Every day of your life, you move through systems of power that other people made. Do you sense them? Do you understand power? Do you realize why it matters? Power is something we are often uncomfortable talking about. That’s especially true in civic life, how we live together in community. In a democracy, power is supposed to reside with the people, period. Any further talk about power and who really has it seems a little dirty, maybe even evil. But power is no more inherently good or evil than fire or physics. It just is.
It governs how any form of government works. It determines who gets to determine the rules of the game. So learning how power operates is key to being effective, being taken seriously, and not being taken advantage of. In this lesson, we’ll look at where power comes from, how it’s exercised and what you can do to become more powerful in public life. Let’s start with a basic definition. Power is the ability to make others do what you would have them do. Of course, this plays out in all arenas of life, from family to the workplace to our relationships. Our focus is on the civic arena, where power means getting a community to make the choices and to take the actions that you want. There are six main sources of civic power.
- First, there’s physical force and a capacity for violence. Control of the means of force, whether in the police or a militia, is power at its most primal.
- A second core source of power is wealth. Money creates the ability to buy results and to buy almost any other kind of power.
- The third form of power is state action, government. This is the use of law and bureaucracy to compel people to do or not do certain things. In a democracy, for example, we the people, theoretically, give government its power through elections. In a dictatorship, state power emerges from the threat of force, not the consent of the governed.
- The fourth type of power is social norms or what other people think is okay. Norms don’t have the centralized machinery of government. They operate in a softer way, peer to peer. They can certainly make people change behavior and even change laws. Think about how norms around marriage equality today are evolving.
- The fifth form of power is ideas. An idea, individual liberties, say, or racial equality, can generate boundless amounts of power if it motivates enough people to change their thinking and actions.
- And so the sixth source of power is numbers, lots of humans. A vocal mass of people creates power by expressing collective intensity of interest and by asserting legitimacy. Think of the Arab Spring or the rise of the Tea Party. Crowds count.
These are the six main sources of power, what power is. So now, let’s think about how power operates. There are three laws of power worth examining
- Law number one: power is never static. It’s always either accumulating or decaying in a civic arena. So if you aren’t taking action, you’re being acted upon.
- Law number two: power is like water. It flows like a current through everyday life. Politics is the work of harnessing that flow in a direction you prefer. Policymaking is an effort to freeze and perpetuate a particular flow of power. Policy is power frozen.

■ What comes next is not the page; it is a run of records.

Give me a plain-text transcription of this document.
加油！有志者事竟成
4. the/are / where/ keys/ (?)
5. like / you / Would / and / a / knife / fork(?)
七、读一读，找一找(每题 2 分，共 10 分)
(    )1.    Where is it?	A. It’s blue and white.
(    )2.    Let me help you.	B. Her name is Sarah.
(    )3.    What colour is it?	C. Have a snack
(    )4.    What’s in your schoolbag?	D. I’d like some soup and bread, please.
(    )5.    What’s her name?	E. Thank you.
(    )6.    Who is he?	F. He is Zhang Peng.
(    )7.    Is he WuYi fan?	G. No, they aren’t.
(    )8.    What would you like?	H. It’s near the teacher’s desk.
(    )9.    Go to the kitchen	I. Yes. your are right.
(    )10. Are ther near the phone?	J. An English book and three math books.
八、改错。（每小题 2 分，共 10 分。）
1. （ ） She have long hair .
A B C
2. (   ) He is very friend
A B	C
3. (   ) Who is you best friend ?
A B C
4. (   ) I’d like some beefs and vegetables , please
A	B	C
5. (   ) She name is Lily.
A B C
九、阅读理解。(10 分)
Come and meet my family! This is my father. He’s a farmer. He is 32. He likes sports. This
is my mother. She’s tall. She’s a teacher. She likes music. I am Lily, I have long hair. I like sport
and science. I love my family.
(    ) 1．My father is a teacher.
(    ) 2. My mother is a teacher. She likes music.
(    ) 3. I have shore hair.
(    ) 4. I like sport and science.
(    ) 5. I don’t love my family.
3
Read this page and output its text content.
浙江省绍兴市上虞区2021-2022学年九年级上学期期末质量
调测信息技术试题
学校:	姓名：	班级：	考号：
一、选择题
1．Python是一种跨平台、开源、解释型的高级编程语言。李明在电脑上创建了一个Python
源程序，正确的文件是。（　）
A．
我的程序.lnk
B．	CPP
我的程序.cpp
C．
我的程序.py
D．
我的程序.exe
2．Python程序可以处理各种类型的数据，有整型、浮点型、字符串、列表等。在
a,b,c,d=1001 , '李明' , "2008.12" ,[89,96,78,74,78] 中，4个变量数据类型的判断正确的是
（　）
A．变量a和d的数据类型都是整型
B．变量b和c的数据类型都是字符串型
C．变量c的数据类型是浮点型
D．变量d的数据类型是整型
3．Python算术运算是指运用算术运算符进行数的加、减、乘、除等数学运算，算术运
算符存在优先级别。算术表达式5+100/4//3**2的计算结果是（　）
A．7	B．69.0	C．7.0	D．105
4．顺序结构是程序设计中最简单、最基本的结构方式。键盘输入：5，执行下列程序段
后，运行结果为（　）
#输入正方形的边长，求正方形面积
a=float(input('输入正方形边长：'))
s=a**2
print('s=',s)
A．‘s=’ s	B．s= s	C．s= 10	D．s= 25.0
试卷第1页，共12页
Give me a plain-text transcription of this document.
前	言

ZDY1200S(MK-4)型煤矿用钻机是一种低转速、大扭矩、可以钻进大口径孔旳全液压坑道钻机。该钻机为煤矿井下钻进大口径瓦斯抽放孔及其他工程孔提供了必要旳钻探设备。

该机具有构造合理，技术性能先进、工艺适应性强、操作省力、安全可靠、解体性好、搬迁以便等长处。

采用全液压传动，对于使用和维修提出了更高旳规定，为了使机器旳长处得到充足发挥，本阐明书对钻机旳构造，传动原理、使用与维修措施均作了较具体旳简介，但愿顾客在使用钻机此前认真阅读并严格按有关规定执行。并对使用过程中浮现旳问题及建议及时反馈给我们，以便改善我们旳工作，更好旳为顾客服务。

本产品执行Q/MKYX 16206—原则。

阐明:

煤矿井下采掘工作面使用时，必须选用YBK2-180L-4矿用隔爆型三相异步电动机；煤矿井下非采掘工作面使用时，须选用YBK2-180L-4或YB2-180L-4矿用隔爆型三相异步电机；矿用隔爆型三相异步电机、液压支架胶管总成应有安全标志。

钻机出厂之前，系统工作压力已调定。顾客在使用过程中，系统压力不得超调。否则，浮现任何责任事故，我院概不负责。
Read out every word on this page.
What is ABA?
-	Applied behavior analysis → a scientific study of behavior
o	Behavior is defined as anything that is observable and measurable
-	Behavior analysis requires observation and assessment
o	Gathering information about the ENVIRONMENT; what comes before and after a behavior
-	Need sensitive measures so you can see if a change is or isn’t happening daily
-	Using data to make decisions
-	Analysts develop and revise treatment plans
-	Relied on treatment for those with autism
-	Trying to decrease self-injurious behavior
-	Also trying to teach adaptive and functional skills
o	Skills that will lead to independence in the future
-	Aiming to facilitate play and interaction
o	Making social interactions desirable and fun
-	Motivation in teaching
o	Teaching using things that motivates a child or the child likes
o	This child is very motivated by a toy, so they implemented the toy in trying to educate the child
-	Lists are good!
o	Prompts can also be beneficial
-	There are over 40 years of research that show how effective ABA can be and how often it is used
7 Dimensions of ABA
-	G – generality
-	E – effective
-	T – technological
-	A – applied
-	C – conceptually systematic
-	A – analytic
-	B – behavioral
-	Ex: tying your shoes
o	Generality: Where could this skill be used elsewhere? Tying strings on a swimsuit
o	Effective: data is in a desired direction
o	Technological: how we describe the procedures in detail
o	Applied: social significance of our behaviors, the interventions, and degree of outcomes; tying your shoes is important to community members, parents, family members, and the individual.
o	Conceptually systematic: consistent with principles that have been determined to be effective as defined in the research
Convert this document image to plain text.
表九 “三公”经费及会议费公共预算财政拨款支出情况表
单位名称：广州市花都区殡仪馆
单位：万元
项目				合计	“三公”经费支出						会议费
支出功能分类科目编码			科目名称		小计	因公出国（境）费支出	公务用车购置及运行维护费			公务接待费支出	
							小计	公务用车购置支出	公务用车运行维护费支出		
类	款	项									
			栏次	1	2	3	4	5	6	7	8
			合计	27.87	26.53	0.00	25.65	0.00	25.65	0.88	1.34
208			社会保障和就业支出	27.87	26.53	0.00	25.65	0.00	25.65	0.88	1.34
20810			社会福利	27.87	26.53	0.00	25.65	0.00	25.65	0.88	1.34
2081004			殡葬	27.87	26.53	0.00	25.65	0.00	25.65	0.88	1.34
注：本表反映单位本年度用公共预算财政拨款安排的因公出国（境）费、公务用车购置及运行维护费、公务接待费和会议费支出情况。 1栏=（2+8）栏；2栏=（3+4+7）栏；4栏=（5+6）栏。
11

- Law number three: power compounds. Power begets more power, and so does powerlessness. The only thing that keeps law number three from leading to a situation where only one person has all the power is how we apply laws one and two.
What rules do we set up so that a few people don’t accumulate too much power, and so that they can’t enshrine their privilege in policy? That’s the question of democracy, and you can see each of these laws at work in any news story. Low wage workers organize to get higher pay. Oil companies push to get a big pipeline approved. Gay and lesbian couples seek the legal right to marry. Urban parents demand school vouchers. You may support these efforts or not. Whether you get what you want depends on how adept you are with power, which brings us finally to what you can do to become more powerful in public life.
Here, it’s useful to think in terms of literacy. Your challenge is to learn how to read power and write power. To read power means to pay attention to as many texts of power as you can. I don’t mean books only. I mean seeing society as a set of texts. Don’t like how things are in your campus or city or country? Map out who has what kind of power, arrayed in what systems. Understand why it turned out this way, who’s made it so, and who wants to keep it so. Study the strategies others in such situations used: frontal attack or indirection, coalitions or charismatic authority. Read so you may write. To write power requires first that you believe you have the right to write, to be an author of change. You do. As with any kind of writing, you learn to express yourself, speak up in a voice that’s authentic. Organize your ideas, then organize other people. Practice consensus building. Practice conflict. As with writing, it’s all about practice.
Every day you have a chance to practice, in your neighborhood and beyond. Set objectives, then bigger ones. Watch the patterns, see what works. Adapt, repeat. This is citizenship. In this short lesson, we’ve explored where civic power comes from, how it works and what you can do to exercise it. One big question remaining is the “why” of power. Do you want power to benefit everyone or only you? Are your purposes pro-social or anti-social? This question isn’t about strategy. It’s about character, and that’s another set of lessons. But remember this: Power plus character equals a great citizen, and you have the power to be one.